Since the optimal number of selected genes for each dataset is hard to determine, we investigate the classification performance of different methods on different datasets with different numbers of selected genes. We plot the classification accuracy curves of different methods on different datasets with varied numbers of selected genes in Figures 27. For each method and each dataset, we plot the average classification accuracy value of the 5 times CV obtained by the SVM classifier. As can be seen from Figures 27, the proposed G3CS performs steadily better than other methods when the number of selected genes changes. With a small number of selected genes, our method can select more discriminative genes than other methods, which validates that the selected gene subset obtained by G3CS can better serve classification of microarray data.
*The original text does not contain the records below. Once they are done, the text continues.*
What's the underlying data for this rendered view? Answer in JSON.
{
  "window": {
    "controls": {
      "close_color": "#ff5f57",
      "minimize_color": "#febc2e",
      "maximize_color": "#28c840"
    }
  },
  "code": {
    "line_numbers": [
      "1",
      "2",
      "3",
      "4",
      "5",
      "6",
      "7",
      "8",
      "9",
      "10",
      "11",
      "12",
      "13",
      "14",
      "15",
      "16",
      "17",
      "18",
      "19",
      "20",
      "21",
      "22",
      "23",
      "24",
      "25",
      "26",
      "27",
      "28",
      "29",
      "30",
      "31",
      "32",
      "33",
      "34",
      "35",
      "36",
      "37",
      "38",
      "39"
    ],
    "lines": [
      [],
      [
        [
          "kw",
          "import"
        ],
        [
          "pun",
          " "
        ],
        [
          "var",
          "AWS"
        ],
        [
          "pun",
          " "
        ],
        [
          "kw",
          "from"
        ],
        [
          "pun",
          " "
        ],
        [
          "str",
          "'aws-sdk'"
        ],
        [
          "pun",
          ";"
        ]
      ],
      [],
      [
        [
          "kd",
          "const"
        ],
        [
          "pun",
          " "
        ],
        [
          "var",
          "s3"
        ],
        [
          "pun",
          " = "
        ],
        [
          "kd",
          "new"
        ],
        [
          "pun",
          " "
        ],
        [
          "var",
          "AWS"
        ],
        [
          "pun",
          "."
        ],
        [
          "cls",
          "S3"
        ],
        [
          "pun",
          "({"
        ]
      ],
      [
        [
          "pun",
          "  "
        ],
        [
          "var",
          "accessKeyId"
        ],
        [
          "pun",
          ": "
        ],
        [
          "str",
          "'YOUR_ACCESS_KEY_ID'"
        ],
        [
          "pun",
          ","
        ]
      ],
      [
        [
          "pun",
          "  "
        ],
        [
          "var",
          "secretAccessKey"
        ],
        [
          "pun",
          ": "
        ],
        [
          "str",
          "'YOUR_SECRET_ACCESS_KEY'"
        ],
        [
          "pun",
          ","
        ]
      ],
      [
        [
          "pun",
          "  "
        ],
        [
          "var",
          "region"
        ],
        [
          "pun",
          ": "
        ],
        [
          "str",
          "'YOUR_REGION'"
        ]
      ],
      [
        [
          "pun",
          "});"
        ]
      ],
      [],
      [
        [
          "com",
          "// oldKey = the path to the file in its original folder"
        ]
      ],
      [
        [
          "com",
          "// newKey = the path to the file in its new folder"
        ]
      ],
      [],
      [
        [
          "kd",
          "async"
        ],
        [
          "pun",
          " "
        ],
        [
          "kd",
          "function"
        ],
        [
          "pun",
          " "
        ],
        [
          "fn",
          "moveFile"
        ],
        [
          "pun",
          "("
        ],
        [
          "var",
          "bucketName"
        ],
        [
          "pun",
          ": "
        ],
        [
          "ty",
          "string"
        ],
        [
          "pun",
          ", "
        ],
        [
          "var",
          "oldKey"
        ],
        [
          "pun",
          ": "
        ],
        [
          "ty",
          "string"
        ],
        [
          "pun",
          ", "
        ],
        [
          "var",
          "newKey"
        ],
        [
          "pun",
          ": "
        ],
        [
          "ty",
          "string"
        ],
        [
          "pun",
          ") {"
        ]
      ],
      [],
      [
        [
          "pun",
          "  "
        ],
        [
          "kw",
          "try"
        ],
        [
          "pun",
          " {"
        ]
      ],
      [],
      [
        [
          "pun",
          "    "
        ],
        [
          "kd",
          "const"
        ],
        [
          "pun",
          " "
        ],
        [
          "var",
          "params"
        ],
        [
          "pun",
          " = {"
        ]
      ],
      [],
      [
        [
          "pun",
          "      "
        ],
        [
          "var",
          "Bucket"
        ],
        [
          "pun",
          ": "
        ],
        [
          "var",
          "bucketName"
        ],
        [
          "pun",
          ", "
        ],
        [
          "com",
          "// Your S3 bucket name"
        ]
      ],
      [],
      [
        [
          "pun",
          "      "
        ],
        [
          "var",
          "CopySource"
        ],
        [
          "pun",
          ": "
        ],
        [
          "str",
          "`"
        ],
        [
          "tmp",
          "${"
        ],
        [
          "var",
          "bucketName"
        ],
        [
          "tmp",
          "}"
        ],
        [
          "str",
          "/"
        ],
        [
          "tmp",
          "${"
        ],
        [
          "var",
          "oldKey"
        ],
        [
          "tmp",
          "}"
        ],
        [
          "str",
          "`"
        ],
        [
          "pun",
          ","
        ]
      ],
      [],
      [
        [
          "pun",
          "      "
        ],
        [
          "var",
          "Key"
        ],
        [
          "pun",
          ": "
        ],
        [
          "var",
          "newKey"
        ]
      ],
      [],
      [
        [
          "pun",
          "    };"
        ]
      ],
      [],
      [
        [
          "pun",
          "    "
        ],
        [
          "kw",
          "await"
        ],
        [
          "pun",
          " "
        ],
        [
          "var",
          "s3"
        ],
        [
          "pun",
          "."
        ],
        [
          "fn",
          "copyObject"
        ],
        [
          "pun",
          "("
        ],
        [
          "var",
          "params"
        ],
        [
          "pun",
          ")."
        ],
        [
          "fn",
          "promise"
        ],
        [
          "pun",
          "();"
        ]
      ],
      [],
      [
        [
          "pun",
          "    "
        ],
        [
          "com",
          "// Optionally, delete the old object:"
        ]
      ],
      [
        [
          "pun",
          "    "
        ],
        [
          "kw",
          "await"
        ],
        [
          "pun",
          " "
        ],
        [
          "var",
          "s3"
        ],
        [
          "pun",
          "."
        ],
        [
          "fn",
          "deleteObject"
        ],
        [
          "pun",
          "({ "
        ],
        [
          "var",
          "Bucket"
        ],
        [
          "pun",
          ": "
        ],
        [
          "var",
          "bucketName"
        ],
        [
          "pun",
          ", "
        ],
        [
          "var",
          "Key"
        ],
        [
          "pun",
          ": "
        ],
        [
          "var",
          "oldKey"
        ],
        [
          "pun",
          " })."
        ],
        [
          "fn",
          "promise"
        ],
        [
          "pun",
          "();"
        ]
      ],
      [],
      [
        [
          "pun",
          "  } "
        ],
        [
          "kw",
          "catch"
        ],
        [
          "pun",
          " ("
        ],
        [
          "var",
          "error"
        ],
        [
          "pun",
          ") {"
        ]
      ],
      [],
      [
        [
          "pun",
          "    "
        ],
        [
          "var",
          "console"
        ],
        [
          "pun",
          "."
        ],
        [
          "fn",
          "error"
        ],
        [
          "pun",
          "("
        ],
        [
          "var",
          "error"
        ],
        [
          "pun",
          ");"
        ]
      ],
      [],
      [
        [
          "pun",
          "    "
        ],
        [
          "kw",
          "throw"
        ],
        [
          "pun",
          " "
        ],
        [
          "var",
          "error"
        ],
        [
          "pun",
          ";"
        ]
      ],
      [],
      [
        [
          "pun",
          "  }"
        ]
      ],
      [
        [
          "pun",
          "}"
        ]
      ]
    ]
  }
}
6. Discussion and Conclusions

In this work, we present a novel gene selection method by taking the gene correlation into consideration, named gene correlation guided gene selection (G3CS). In detail, we capture the correlation of different gene dimension pairs by calculating the covariance matrix from the perspective of gene dimension and embed it into the proposed model to regularize the gene selection coefficient learning. In such a manner, redundant genes can be effectively excluded to reduce the redundancy of the selected genes. In addition, a matrix factorization term was utilized to exploit the cluster structure of original microarray data to assist the learning process. We design an iterative updating algorithm to solve the resultant optimization problem. Experimental results on six publicly available microarray datasets are conducted to validate the efficacy of our proposed method. With varied selected gene dimensions, the proposed method can consistently outperform other compared ones in terms of classification accuracy.

Data Availability

The datasets used in this work are publicly available at: http://featureselection.asu.edu/datasets.php, http://portals.broadinstitute.org/cgi-bin/cancer/datasets.cgi.

Conflicts of Interest

The authors declare that they have no conflicts of interest.

Acknowledgments

We would like to thank Dr. Zheng for providing their Matlab code for generating the comparison results of this paper.